So, on Saturday I returned to Moose Jaw, this time with my lovely wife and daughter, for the final two days of the Festival of Words. My big event was at 4 p.m. in the Mae Wilson Theatre of the Moose Jaw Cultural Centre, a beautifully restored 430-s
eatVaudeville-era theatre. There I conducted an on-stage interview with one of the headliners of the festival this year, best-selling author Jack Whyte (that’s me and him and a representative of the sponsor at left).
Whyte proved to be a natural raconteur and therefore easy to interview. I had a chance before hand to go over my line of questioning, and he said we probably wouldn’t get to half of the questions I’d outlined. Sure enough, the available 35 minutes or so swooshed by, he read for a few minutes (a scene from the upcoming third and final book in his Knights Templar trilogy), and that was that.
Afterward I heard from several people in the audience that they’d enjoyed my interviewing as well as Jack’s very entertaining replies, so it was a success all around. The theatre wasn’t full, but there was a good-sized crowd and I think they went away happy.
Jack’s memoir, 40 Years in Canada, proved to be a Godsend; several of the questions I asked were based on what I had read in that book just that morning, after buying it at the Festival on Friday.
Afterward I made sure to get my copies of Jack’s books signed, and then he bought a copy of Marseguro from me, so win-win all the way around.
I wish I could provide more details about the interview itself, but of course I was in no position to take notes, and for some reason the Festival does not record its sessions. So I guess you had to
be there. Or read his memoir, which will certainly give you the tenor of what he had to say.

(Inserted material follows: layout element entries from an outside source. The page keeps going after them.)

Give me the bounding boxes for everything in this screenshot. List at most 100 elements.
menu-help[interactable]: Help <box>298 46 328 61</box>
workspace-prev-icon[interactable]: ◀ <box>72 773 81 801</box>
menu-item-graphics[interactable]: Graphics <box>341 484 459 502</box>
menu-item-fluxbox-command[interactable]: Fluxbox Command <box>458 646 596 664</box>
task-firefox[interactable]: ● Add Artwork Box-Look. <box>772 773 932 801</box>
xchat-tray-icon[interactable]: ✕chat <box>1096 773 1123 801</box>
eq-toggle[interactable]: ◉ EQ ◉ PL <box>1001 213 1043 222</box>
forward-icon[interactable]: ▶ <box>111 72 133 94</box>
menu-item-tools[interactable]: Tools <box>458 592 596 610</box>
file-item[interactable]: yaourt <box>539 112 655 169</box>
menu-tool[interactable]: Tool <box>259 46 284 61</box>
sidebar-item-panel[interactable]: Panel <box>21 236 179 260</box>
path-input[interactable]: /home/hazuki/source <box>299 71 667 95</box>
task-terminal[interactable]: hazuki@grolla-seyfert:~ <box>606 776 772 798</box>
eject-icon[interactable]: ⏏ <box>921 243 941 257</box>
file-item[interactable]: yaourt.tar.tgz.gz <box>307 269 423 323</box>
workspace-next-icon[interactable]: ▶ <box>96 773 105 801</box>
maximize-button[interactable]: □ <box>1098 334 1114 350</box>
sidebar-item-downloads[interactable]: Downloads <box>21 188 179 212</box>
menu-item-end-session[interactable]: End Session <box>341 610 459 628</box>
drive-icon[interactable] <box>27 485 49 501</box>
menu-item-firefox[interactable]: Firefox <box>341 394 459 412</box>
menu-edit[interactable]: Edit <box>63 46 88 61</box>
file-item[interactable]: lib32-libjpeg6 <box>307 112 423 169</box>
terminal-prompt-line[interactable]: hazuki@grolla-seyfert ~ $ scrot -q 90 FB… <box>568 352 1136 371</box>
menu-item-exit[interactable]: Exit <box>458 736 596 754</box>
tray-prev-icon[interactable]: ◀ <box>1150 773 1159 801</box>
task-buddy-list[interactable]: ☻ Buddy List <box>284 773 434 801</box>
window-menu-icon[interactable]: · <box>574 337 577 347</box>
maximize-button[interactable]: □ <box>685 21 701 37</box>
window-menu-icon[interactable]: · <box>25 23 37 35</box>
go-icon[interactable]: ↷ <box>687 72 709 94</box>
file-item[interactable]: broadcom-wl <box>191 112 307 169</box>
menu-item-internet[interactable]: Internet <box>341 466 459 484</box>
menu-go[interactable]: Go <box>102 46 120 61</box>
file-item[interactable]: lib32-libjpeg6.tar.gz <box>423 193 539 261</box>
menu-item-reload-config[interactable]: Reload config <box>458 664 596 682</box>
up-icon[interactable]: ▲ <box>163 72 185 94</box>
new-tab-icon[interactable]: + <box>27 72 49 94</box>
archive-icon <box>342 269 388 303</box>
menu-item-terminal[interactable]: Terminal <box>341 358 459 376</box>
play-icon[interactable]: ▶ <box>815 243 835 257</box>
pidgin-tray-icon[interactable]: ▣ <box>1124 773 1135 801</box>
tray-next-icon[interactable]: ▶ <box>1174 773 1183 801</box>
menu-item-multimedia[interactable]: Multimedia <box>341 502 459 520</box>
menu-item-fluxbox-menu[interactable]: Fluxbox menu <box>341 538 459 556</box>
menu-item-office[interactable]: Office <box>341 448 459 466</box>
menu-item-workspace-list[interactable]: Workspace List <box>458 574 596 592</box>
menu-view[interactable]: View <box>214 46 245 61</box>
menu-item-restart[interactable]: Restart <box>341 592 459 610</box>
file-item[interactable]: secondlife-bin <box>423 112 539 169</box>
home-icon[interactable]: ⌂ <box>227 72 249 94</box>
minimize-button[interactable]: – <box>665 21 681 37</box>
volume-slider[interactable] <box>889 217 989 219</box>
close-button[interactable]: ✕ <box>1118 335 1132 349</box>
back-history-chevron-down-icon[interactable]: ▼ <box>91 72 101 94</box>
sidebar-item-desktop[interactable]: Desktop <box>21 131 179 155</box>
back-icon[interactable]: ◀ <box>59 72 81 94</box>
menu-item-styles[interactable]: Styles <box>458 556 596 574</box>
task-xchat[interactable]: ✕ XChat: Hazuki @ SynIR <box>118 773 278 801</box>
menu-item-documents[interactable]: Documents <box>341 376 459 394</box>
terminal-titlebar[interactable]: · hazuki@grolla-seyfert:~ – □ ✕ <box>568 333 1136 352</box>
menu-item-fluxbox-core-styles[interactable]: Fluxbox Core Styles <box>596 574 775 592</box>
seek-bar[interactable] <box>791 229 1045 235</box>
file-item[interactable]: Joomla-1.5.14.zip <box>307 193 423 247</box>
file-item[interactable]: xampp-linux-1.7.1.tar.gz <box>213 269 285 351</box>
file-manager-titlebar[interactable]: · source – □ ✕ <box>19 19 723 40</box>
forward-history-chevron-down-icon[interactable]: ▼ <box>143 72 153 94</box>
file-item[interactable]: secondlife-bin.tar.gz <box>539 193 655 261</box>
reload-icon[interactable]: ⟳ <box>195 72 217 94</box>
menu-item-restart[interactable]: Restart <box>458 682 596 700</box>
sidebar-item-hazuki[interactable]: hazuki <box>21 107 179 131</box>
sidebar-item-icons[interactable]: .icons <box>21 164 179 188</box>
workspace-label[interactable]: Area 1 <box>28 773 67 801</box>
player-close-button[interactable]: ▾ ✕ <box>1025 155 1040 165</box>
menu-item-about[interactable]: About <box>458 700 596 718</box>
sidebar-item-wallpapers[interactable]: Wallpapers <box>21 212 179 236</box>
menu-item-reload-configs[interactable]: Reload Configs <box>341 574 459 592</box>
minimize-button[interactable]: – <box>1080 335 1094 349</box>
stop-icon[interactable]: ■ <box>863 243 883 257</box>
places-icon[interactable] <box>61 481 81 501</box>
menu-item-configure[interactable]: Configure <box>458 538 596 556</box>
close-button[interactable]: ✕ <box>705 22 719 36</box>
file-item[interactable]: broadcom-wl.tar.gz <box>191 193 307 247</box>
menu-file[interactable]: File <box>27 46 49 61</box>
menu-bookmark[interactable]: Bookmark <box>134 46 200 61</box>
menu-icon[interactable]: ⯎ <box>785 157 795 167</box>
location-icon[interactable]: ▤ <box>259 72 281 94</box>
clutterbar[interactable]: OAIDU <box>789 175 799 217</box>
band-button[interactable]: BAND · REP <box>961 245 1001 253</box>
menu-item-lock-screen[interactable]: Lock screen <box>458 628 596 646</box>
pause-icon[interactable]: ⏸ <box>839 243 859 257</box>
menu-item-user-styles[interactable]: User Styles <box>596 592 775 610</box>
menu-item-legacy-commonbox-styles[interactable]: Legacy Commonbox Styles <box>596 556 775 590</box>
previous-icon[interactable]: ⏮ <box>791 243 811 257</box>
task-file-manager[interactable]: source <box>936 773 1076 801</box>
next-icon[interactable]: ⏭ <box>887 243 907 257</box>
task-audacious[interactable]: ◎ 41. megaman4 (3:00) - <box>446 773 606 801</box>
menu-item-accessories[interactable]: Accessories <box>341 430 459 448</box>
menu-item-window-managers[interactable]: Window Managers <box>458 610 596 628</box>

Last night we took it easy at the Temple Gardens Mineral Spa (that’s the view of it from our room at right), where the Festival put me up. While my wife and daughter enjoyed the hot mineral water, I took the opportunity to bang out another 1,200 words or so of Magebane, which I finally feel is back on track.
Then this morning I had my second reading, this time alongside mystery writer Gail Bowen (that’s the third photo). I read a different bit of Terra Insegura, and it seemed to go well.
And that was that. There was a wind-up luncheon, but although I had a pass to it, my wife and daughter needed tickets which weren’t to be had, so instead of going to the lunch, we poked around the Moose Jaw Museum and Art Gallery, took a walk through the park, visited the playground, then finally went for lunch at a downtown coffeehouse, bought some ice cream, and headed for home.
In a way I wasn’t very plugged into the Festival of Words, being focused mainly on my own presentations and not attending any others. Another time, maybe I’ll take in more. But I had a great time, and really enjoyed interviewing Jack Whyte in particular. The Festival of Words is truly a fabulous Saskatchewan event, and if you have any interest in writing or writers, it’s well worth a visit.
As is Moose Jaw itself, of course. That’s a bit of lovely Crescent Park to finish off with.